The most important lesson I learned the first time around was that it was my son’s opinion that mattered most. When we looked at schools all over the country, my challenge to myself was not to interject my likes or dislikes about a school into my son’s process. This was more difficult than I thought at first, but became easier the more schools we visited.  You can help them ask questions and narrow down choices and even put in parameters in terms of cost or location, but in the end it is best if they own the decision.  Doing so will impact their enthusiasm and sense of confidence as they start this incredible phase of their lives.

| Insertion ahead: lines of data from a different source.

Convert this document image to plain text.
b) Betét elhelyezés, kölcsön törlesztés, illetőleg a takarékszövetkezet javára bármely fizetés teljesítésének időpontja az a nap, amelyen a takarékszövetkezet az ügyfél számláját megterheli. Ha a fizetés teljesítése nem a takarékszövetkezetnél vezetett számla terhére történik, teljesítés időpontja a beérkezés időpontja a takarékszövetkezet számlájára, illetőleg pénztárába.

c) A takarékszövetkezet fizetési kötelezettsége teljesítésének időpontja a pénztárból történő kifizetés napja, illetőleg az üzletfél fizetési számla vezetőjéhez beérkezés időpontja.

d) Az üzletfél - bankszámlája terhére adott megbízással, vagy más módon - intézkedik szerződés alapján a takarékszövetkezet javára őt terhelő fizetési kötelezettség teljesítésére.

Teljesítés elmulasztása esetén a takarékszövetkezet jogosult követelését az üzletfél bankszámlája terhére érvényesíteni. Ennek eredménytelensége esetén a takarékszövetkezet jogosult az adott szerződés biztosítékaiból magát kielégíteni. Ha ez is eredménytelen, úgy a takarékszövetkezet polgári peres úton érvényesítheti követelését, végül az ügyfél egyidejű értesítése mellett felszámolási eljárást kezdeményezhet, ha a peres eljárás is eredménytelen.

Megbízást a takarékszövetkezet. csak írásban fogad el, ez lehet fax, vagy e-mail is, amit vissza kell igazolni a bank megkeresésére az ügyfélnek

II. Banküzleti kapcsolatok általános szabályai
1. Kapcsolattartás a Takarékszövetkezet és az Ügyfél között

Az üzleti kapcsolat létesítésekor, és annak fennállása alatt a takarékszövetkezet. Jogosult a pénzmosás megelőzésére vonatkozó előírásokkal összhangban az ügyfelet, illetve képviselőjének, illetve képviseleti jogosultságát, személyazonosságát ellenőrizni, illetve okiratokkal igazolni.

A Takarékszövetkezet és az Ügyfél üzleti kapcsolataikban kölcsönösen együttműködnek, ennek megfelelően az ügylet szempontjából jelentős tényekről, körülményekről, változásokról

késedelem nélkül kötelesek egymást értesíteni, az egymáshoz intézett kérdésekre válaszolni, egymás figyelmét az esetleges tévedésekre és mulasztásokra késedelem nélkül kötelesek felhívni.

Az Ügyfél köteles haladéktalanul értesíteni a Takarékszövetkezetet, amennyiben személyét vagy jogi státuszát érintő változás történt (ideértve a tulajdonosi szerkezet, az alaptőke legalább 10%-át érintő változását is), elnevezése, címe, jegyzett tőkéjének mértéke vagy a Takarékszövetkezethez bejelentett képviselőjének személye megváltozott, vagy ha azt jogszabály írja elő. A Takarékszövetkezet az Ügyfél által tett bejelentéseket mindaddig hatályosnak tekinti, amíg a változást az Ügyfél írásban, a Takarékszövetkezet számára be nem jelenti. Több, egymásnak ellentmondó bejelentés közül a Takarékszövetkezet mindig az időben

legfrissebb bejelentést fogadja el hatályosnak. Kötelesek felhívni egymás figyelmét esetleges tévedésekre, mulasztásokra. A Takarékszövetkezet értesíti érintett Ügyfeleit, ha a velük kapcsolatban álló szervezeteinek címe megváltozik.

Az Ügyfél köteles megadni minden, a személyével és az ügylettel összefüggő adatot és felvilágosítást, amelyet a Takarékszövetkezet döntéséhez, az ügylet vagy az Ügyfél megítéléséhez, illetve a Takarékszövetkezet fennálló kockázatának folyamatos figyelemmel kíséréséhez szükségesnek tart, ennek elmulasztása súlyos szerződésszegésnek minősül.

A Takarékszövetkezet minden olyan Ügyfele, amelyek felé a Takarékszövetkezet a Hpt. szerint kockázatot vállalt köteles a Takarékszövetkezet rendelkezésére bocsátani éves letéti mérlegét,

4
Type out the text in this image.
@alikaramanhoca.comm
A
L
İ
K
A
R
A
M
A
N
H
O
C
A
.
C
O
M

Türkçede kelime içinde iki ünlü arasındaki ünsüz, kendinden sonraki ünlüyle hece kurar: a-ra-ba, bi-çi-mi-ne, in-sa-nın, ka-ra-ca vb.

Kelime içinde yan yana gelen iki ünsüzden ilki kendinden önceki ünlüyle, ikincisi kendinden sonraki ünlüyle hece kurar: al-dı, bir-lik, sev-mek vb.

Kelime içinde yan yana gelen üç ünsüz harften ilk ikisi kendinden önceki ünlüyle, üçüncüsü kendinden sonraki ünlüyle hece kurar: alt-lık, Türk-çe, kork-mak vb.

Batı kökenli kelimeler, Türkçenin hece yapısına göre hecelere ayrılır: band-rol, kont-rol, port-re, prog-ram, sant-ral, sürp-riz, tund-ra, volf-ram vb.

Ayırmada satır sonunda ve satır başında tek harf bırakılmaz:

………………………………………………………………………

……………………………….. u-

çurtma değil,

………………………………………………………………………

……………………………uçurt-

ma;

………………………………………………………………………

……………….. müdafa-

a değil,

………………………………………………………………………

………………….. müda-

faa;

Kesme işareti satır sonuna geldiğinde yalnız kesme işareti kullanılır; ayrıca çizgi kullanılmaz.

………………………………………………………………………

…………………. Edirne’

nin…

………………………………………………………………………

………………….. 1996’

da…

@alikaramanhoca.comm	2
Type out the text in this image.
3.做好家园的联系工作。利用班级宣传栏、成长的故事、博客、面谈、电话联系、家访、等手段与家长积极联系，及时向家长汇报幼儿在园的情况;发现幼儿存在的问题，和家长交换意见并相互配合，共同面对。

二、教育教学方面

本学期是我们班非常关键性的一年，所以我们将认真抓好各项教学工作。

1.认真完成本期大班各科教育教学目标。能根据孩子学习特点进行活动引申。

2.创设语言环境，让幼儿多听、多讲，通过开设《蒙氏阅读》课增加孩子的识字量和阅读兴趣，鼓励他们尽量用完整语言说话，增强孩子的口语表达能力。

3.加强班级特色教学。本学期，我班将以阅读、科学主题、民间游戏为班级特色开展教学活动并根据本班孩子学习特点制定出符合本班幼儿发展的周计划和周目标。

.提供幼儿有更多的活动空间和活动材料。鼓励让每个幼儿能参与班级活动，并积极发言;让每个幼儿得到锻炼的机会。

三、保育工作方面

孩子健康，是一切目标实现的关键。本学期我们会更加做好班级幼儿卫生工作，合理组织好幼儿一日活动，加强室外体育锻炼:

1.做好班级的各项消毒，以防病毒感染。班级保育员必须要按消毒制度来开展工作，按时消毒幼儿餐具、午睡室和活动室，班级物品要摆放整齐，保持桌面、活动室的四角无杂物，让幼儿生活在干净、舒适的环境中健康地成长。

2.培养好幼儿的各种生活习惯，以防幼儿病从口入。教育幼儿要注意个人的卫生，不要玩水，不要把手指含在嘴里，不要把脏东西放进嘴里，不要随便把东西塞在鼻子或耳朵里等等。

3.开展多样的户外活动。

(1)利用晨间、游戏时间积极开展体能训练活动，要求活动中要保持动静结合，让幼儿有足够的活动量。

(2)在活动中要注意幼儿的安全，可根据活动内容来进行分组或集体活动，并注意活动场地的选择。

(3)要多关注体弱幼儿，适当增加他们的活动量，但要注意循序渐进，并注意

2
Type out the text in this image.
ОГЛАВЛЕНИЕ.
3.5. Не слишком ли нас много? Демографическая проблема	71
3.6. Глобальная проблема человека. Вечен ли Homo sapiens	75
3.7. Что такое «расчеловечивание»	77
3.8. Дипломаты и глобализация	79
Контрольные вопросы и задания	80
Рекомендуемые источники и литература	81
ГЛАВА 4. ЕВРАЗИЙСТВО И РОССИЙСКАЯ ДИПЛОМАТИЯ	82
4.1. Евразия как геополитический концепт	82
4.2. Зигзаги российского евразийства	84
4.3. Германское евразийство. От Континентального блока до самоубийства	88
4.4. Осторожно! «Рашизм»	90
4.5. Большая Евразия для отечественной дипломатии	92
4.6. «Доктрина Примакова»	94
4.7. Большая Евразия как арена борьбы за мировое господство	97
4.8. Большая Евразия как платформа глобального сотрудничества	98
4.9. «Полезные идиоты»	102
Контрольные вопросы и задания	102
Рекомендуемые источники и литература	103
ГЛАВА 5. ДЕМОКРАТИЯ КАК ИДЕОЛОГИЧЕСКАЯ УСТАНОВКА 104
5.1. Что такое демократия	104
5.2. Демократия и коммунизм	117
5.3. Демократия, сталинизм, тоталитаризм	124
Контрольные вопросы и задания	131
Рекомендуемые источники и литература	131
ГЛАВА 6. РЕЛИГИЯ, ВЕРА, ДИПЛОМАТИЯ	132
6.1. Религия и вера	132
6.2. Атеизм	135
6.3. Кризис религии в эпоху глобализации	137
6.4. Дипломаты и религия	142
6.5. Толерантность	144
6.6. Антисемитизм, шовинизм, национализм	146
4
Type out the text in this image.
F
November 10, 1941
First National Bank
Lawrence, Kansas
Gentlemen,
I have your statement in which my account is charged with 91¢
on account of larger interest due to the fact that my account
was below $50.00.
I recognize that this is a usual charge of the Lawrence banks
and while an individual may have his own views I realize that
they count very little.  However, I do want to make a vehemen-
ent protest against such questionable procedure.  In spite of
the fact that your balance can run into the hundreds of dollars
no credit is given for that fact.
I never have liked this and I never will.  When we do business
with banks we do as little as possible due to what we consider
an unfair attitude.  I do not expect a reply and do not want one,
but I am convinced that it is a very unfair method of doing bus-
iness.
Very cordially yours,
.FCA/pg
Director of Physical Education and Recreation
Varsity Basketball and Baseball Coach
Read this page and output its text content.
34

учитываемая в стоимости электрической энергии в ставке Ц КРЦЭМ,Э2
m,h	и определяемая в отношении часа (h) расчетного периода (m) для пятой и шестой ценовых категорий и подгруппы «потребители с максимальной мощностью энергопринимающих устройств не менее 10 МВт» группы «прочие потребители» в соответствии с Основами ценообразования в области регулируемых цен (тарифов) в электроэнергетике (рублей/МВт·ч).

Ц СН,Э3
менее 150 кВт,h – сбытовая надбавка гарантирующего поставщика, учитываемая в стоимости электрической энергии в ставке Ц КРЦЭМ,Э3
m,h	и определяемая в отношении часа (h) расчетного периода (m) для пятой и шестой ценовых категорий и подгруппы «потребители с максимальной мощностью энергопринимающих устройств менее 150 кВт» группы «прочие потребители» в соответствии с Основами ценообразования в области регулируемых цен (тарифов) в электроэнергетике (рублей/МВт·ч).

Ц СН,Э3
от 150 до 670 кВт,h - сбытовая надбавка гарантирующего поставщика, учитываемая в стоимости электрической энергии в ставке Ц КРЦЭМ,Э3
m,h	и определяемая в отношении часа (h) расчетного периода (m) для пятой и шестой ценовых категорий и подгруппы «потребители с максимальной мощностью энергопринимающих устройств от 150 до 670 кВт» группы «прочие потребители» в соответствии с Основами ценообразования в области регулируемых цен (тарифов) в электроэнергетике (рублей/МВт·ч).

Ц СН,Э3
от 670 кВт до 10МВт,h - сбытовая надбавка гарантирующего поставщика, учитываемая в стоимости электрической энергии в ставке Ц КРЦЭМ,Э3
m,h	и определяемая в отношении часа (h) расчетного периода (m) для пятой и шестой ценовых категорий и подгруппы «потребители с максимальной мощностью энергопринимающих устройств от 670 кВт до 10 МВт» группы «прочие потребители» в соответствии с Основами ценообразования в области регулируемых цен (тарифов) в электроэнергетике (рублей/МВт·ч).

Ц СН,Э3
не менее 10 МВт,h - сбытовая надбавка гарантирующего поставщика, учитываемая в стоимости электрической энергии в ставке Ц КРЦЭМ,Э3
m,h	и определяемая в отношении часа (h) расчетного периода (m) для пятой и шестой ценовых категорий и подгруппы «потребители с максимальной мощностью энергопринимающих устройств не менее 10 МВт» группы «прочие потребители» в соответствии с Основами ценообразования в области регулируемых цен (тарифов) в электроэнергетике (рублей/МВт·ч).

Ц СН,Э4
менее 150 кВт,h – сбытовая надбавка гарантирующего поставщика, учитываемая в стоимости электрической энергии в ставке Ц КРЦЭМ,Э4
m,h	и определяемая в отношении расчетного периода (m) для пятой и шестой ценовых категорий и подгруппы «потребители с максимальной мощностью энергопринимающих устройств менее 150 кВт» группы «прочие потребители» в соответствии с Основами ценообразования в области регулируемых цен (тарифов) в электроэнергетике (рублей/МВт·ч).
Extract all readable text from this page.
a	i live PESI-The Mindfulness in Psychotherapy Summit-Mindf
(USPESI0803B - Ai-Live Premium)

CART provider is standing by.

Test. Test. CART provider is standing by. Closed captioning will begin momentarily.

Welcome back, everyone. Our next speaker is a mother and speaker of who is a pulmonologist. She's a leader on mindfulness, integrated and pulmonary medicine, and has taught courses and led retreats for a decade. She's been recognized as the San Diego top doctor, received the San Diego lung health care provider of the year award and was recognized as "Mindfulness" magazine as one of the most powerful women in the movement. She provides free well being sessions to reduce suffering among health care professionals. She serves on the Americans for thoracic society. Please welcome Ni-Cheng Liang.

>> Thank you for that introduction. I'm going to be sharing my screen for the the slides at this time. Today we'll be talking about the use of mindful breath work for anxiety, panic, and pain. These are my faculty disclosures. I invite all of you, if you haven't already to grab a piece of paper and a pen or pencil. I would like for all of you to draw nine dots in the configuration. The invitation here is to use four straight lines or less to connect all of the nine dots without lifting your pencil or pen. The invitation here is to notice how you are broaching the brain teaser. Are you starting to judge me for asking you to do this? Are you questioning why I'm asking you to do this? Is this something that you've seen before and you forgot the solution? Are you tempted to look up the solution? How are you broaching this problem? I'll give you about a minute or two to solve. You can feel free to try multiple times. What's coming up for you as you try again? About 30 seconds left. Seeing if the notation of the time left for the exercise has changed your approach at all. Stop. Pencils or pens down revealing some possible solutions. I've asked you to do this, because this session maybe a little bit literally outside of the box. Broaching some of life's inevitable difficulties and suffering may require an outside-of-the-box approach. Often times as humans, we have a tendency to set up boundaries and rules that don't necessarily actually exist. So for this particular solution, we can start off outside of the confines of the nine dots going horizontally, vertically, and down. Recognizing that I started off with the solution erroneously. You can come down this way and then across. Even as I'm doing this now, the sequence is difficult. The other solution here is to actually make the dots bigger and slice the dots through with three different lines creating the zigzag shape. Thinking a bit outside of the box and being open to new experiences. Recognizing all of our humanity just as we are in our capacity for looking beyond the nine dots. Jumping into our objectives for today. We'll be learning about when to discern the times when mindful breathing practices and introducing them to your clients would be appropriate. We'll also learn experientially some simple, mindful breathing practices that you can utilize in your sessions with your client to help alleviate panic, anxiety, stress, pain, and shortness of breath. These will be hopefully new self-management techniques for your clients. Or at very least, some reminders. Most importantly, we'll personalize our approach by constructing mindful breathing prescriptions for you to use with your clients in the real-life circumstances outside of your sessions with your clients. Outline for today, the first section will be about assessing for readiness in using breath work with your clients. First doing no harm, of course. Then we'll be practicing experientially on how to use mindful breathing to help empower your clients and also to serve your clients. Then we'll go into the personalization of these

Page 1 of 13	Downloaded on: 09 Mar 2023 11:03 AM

The most surprising thing I learned was that it was far harder to leave my son at school than I thought it would be. Granted, he chose to attend a school in California; that didn’t help.  While I knew sending a piece of my heart out into the world would be emotional, the experience was far more difficult than I anticipated.  But my son was ready and he didn’t shed a tear. He put his arm around me and said, “Mom, it’s fine.” Inside I was screaming “this is anything, but fine!” I also found an added respect for my parents who 30 years ago left their oldest daughter a mere 4 hours away with her crying face pressed against the window pane as their car pulled away.  As I was driving away from the college campus, this time as a parent, I remembered that a friend had given me great advice for after the goodbye: Raise your right hand and say – I did the best that I could do and now I am done. I did just that and, with the help of a nice glass of wine, I got through the transition.  And now I get to do it again.  I hope that my lessons learned will make it go a little easier this time but I also know I will be leaving my second son with the same lump in my throat and will be raising my right hand one more time.

Sue Moretti Rogers is the Director of Marketing for Greenwich Education Group and the Momager of two teenage boys.